Some of her poems are time machines, as when she juxtaposes herself with Thomas Jefferson, using a cut effect to deploy his words of the Declaration of Independence while describing his ethical failures on his own plantation. Complicating things further she inserts herself writing “in some world / an even newer one /I might have liked you / and you might have liked (not fancied) me/ we might have shared  a bottle / a conversation  some poems / in this world I prefer your   words/ depending on them to be / better than you.”

This idea of language itself carrying potential that surpasses the world in which we speak is dark but also powerful and inspiring.

Getting around utopia the speaker closes her eyes and then opens them to stare hard at the sunshine on the California coast, almost but not quite past the edge of America "where the joy is muddy, picking itself up from puddles, where folks with lopsided smiles stare at rings stripped not of meaning but of status." I'm pretty sure this is an epithalamion, an occasional poem for a new wedding perhaps even a new kind of wedding. But the fact that it has its place besides dark poems where evie juxtaposes "it's going to be a bright sunshiny day" with her own observations like "murk is the new black".

 

ON DORK SWAGGER AND WRITING A BLURB FOR STEVEN KARL BY FARRAH FIELD

Even as I thought certain things, I knew they were so true yet never true. Dork Swagger doesn’t read like a first book of poems.

The expectation of poems is that they can’t do somethings. But over and over again people write poems that say things I never thought a poem would be able to say and put stuff in poems I never thought would fit. Do all poets write against this unspoken boundary? In grad school I remember someone getting mad because one of us burped during her poem. Why not? Why can’t a poem have a burp in the middle of it? And if the burp is so distracting to your ta-ta work, maybe the poem should include a burp because as soon as one thinks a poem can’t have a burp, that’s when it HAS to have a burp. 
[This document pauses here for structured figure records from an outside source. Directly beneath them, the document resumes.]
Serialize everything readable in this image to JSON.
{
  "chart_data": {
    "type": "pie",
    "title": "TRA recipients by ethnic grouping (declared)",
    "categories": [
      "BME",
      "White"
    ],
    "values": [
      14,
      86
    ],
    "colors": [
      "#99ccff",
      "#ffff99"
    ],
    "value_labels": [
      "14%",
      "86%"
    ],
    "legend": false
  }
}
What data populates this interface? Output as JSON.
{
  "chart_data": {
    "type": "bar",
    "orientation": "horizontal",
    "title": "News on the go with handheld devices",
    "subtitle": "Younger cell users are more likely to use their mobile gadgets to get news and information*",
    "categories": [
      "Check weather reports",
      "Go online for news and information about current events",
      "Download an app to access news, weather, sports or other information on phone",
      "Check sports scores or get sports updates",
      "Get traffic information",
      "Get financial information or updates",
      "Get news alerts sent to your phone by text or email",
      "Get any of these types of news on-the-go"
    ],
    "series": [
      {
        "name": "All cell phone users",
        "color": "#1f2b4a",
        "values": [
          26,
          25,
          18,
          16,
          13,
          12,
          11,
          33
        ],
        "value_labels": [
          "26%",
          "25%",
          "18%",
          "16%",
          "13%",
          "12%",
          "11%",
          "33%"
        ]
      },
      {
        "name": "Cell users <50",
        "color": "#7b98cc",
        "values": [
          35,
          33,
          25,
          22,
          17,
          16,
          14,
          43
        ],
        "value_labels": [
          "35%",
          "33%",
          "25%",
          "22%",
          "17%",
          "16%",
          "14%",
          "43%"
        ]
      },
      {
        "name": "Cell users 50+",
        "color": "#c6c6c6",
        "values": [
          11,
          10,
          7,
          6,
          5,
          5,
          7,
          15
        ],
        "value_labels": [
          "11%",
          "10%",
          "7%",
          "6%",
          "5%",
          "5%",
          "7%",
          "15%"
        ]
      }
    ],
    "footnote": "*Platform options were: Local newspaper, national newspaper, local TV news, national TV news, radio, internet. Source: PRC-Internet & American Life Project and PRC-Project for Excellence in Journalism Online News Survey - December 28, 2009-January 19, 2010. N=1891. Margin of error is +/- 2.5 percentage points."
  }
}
What is blurb writing anyway? It seems part review, part selling strategy. Jared says shorter the better. My professor Lucie blurbed my professor Timothy’s book by simply saying he’s a herd of one. That seems pretty powerful. I’d read a book from an author who is a herd of one. So what I’m going to say about Steven’s book in part will sell his book to people who look at the back hoping for a come here finger, hoping to be appealed to. READ THIS FUCKING BOOK YOU ASSHOLES!! In the past, mind you this is only the second book I’ve blurbed (perhaps one writes short blurbs after writing nearly one hundred of them) my approach to blurb writing was to sell a book plus say something about what it’s doing, to put that language out there. But when describing what a book does, the language is super poetic and weird. It’s like stacking metaphors on the ground and your baby walks by in Godzilla-like fashion and knocks them all down before shitting his diaper.

Because I’m such good friends with him, I had a hard time not saying this is what Steven does. I had a difficult time saying the poems do. Like the poems look at youth. Poems don’t really do that, they don’t really do anything except sit on the page. The ideas and themes are brought out in poems and it’s evaluating one’s youth and where it sits in culture and time is an idea within a poem and an idea flushed out of a book of poems.